Mi verano de hoy es muy distinto por razones obvias, aunque reconozco sus bondades: salimos más, disfrutamos más en familia, hacemos otras actividades, trabajamos algo menos, en general, salvo los negocios esclavos, el bendito campo del que somos punteros en esta tierra y los propios de la época estival.
Ahora bien, el máximo exponente que representa esa cultura popular que adora el verano por encima de las expectativas debidas es la fiesta del pueblo. He recorrido algunas a cuenta de invitaciones y de relaciones cada vez de mayor afinidad, y me han servido para observar -una de las cosas que hago casi sin pensar, es decir, sin que me consuma energía extra-. Así voy sacando conclusiones y vivencias que contar.

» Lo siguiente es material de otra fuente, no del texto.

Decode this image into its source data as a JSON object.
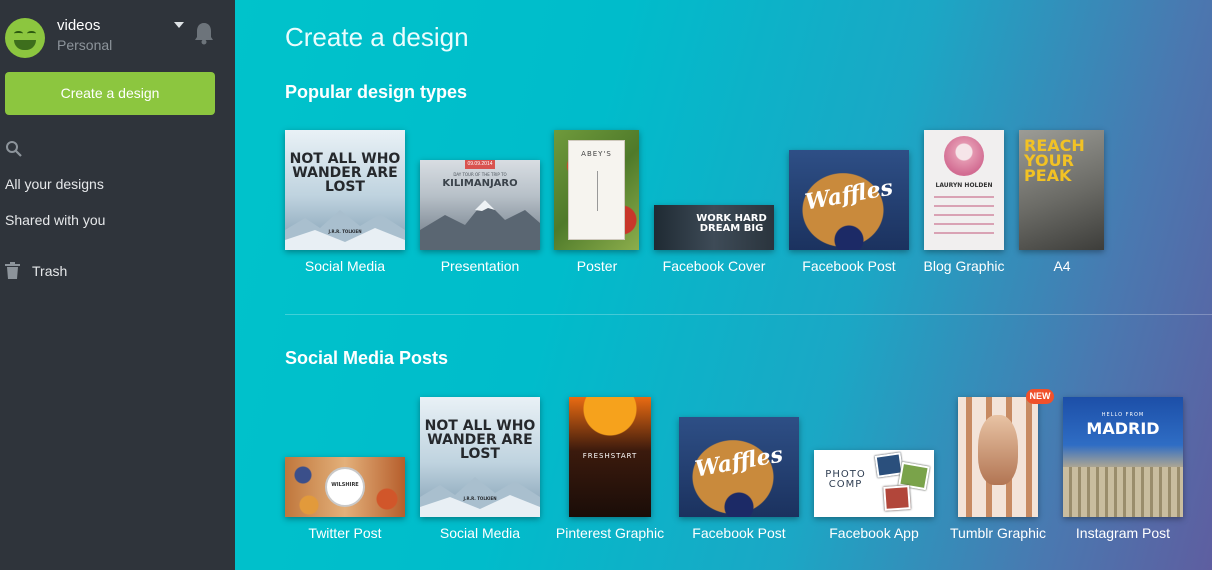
{
  "account": {
    "name": "videos",
    "plan": "Personal"
  },
  "sidebar": {
    "create_label": "Create a design",
    "items": [
      {
        "label": "All your designs"
      },
      {
        "label": "Shared with you"
      },
      {
        "label": "Trash"
      }
    ]
  },
  "main": {
    "title": "Create a design",
    "sections": [
      {
        "title": "Popular design types",
        "items": [
          {
            "label": "Social Media",
            "thumb_text": "NOT ALL WHO WANDER ARE LOST",
            "thumb_credit": "J.R.R. TOLKIEN"
          },
          {
            "label": "Presentation",
            "thumb_text": "KILIMANJARO",
            "thumb_sub": "DAY TOUR OF THE TRIP TO",
            "thumb_ribbon": "09.09.2014"
          },
          {
            "label": "Poster",
            "thumb_text": "ABEY'S"
          },
          {
            "label": "Facebook Cover",
            "thumb_text": "WORK HARD DREAM BIG"
          },
          {
            "label": "Facebook Post",
            "thumb_text": "Waffles"
          },
          {
            "label": "Blog Graphic",
            "thumb_text": "LAURYN HOLDEN"
          },
          {
            "label": "A4",
            "thumb_text": "REACH YOUR PEAK"
          }
        ]
      },
      {
        "title": "Social Media Posts",
        "items": [
          {
            "label": "Twitter Post",
            "thumb_text": "WILSHIRE"
          },
          {
            "label": "Social Media",
            "thumb_text": "NOT ALL WHO WANDER ARE LOST",
            "thumb_credit": "J.R.R. TOLKIEN"
          },
          {
            "label": "Pinterest Graphic",
            "thumb_text": "FRESHSTART"
          },
          {
            "label": "Facebook Post",
            "thumb_text": "Waffles"
          },
          {
            "label": "Facebook App",
            "thumb_text": "PHOTO COMP"
          },
          {
            "label": "Tumblr Graphic",
            "badge": "NEW"
          },
          {
            "label": "Instagram Post",
            "thumb_text": "MADRID",
            "thumb_sub": "HELLO FROM"
          }
        ]
      }
    ]
  },
  "colors": {
    "sidebar": "#2f343b",
    "accent_green": "#8cc63f",
    "main_start": "#00c3cb",
    "main_end": "#5e5ea0",
    "new_badge": "#f0512b"
  },
  "icons": [
    "bell-icon",
    "search-icon",
    "trash-icon",
    "chevron-down-icon"
  ]
}
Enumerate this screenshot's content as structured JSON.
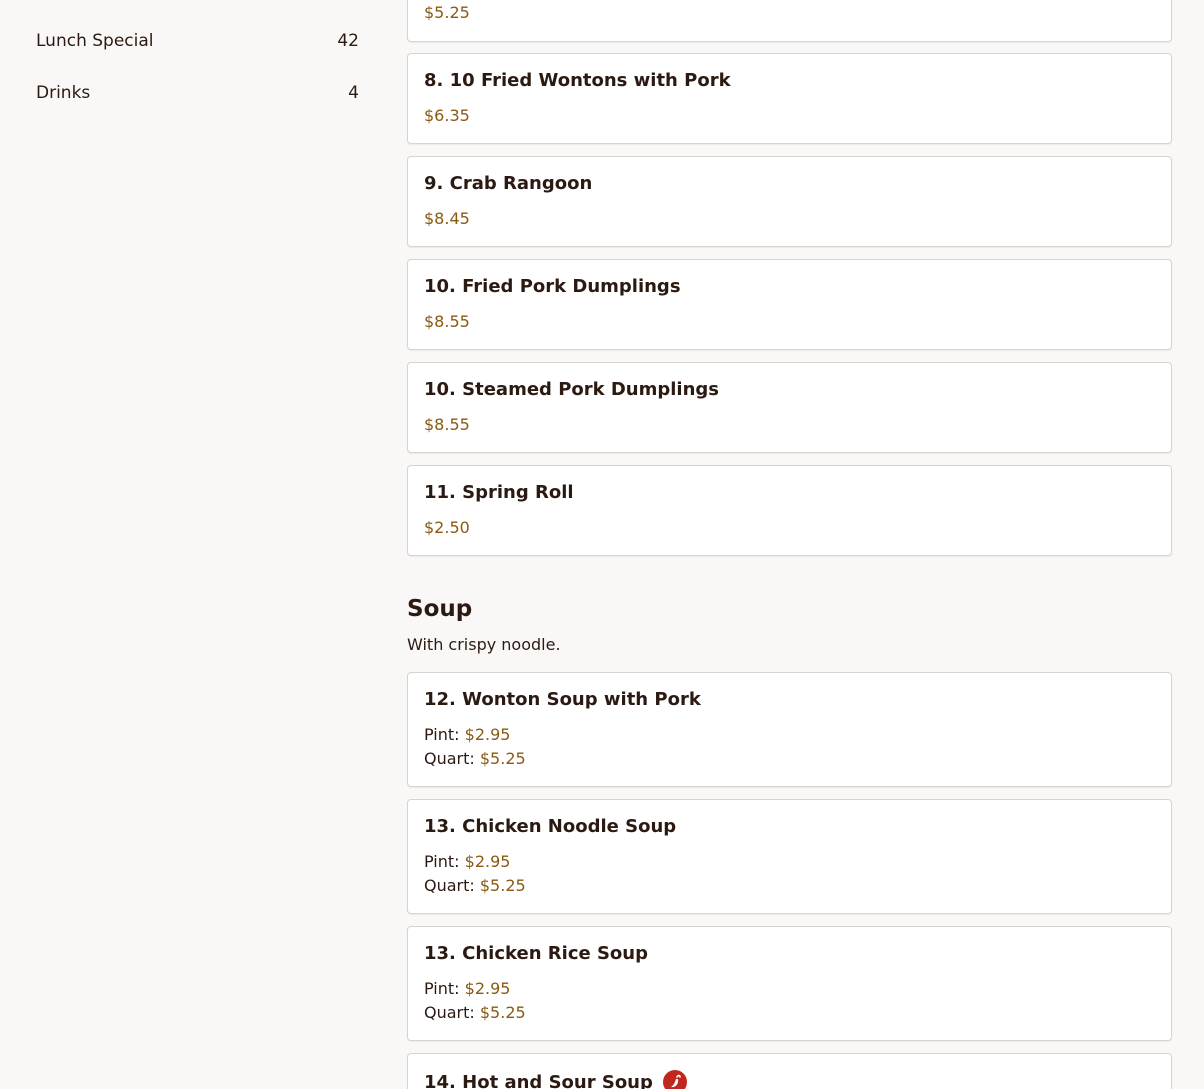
{
  "sidebar": {
    "items": [
      {
        "label": "Lunch Special",
        "count": "42"
      },
      {
        "label": "Drinks",
        "count": "4"
      }
    ]
  },
  "main": {
    "top_partial_price": "$5.25",
    "appetizer_items": [
      {
        "title": "8. 10 Fried Wontons with Pork",
        "price": "$6.35"
      },
      {
        "title": "9. Crab Rangoon",
        "price": "$8.45"
      },
      {
        "title": "10. Fried Pork Dumplings",
        "price": "$8.55"
      },
      {
        "title": "10. Steamed Pork Dumplings",
        "price": "$8.55"
      },
      {
        "title": "11. Spring Roll",
        "price": "$2.50"
      }
    ],
    "soup_section": {
      "title": "Soup",
      "subtitle": "With crispy noodle."
    },
    "soup_items": [
      {
        "title": "12. Wonton Soup with Pork",
        "pint_label": "Pint:",
        "pint_price": "$2.95",
        "quart_label": "Quart:",
        "quart_price": "$5.25"
      },
      {
        "title": "13. Chicken Noodle Soup",
        "pint_label": "Pint:",
        "pint_price": "$2.95",
        "quart_label": "Quart:",
        "quart_price": "$5.25"
      },
      {
        "title": "13. Chicken Rice Soup",
        "pint_label": "Pint:",
        "pint_price": "$2.95",
        "quart_label": "Quart:",
        "quart_price": "$5.25"
      }
    ],
    "last_partial_item": {
      "title": "14. Hot and Sour Soup",
      "icon": "spicy-pepper-icon"
    }
  },
  "colors": {
    "price": "#8a5a12",
    "spicy_badge": "#c0281e",
    "background": "#faf8f6"
  }
}
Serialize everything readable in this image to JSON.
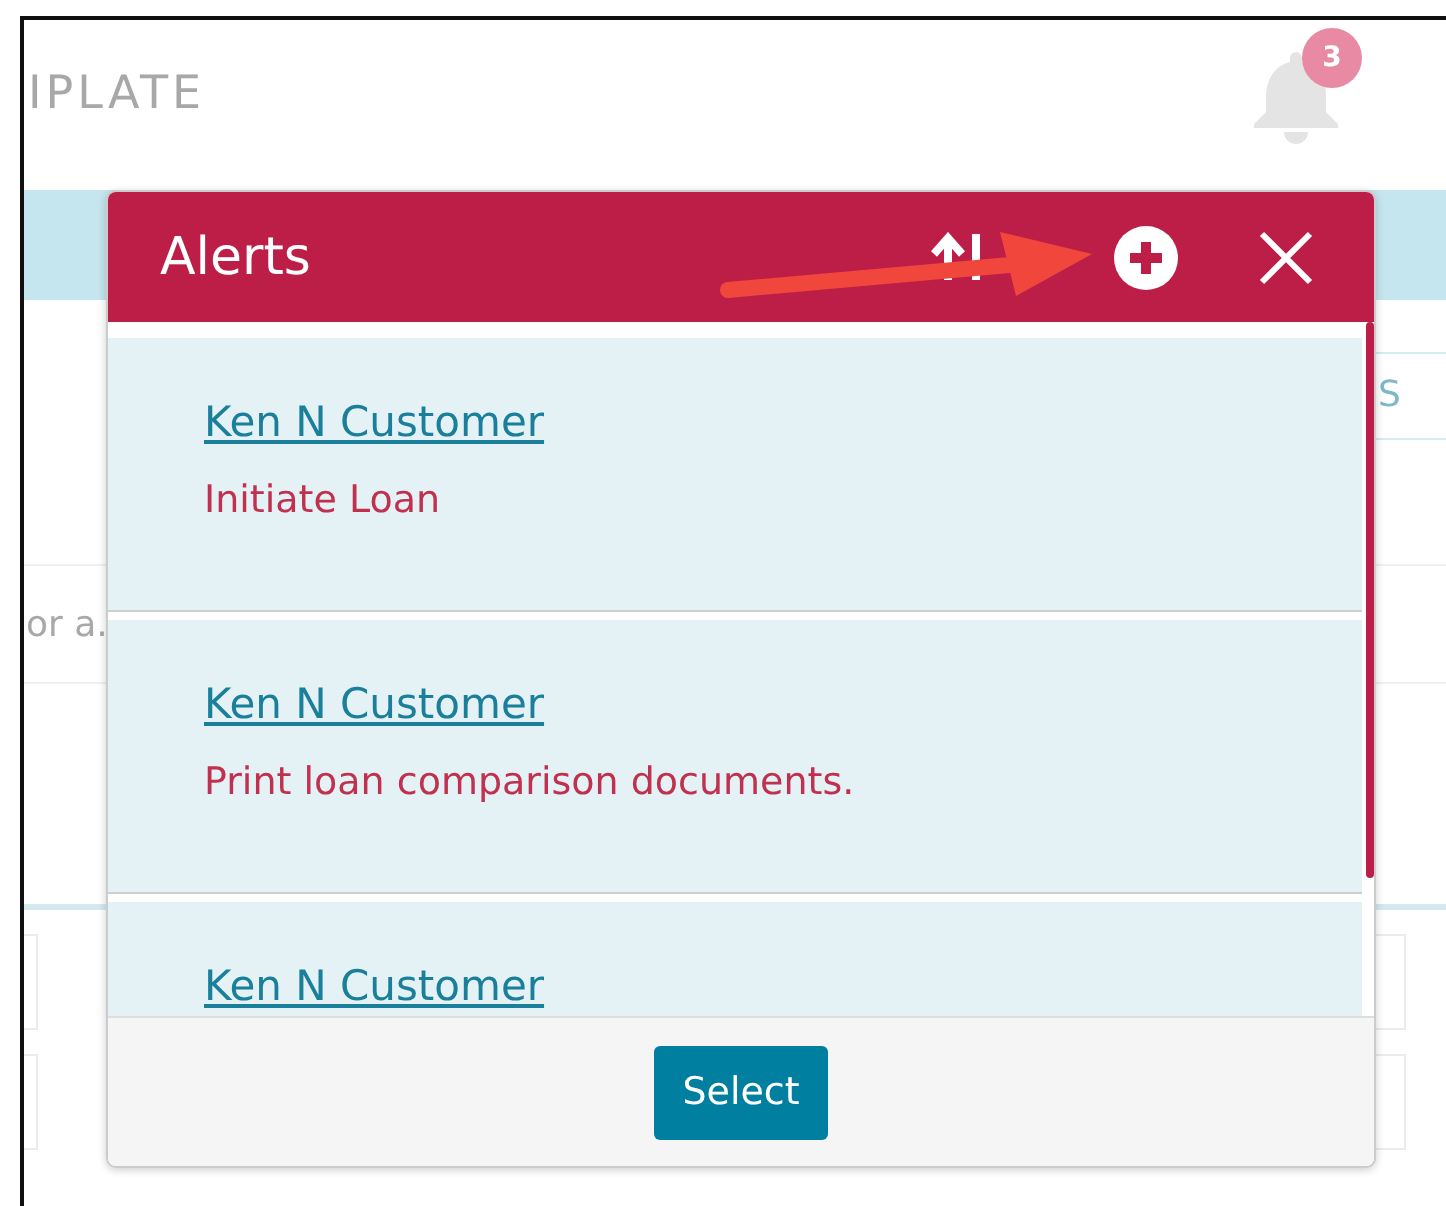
{
  "background": {
    "title": "IPLATE",
    "notification_count": "3",
    "field_text": "S",
    "row_text": "or a."
  },
  "dialog": {
    "title": "Alerts",
    "alerts": [
      {
        "name": "Ken N Customer",
        "message": "Initiate Loan"
      },
      {
        "name": "Ken N Customer",
        "message": "Print loan comparison documents."
      },
      {
        "name": "Ken N Customer"
      }
    ],
    "button": "Select"
  }
}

En esas fiestas, desde Santa Marta a Pedrosillo El Ralo, pasando por las que me proveerán en este puente cargado de ellas por toda la provincia, desde Cantalpino a La Alberca, voy sacando como principal conclusión que la política municipal es otra cosa, que en los pueblos hay mejores relaciones humanas y que, por destacar solo tres de entre otras muchas, son en estos espacios más chicos, como se dice vulgarmente, donde se preservan mejor las tradiciones. Por partes. Este verano ha venido cargado de política nacional, esa que lo infecta todo, porque, como los objetivos son más ambiciosos y los altavoces más grandes, nos inunda.
En los municipios, el alcalde es uno más. Se arremanga, montando, recogiendo, sirviendo… lo que haga falta. Dando ejemplo. Y aún más, dialoga con sus conciudadanos, se relaciona con ellos. Ahí quedarían explicados los puntos uno y dos. El de las tradiciones es más sencillo. En los pueblos se cantan las canciones de siempre, se baila el folclore y se visten para la ocasión. Incluso los más jóvenes no desprecian, sin renunciar a su móvil, su rap o su reguetón, el sentir de sus abuelos, ni aquellas cosas que les unen.
Así que el verano ayuda a rebajar la tensión. Hasta la política nos da un respiro ¡Viva el verano! Lo peor es que se acerca el momento en que volverán a subir las vibraciones. He trabajado en ese ámbito y sé lo duro que es romper con la endogamia. Es un bicho que pica fuerte. Ahora bien, no olviden, por favor, los días en que todos fuimos más felices, sin tanta de su presencia.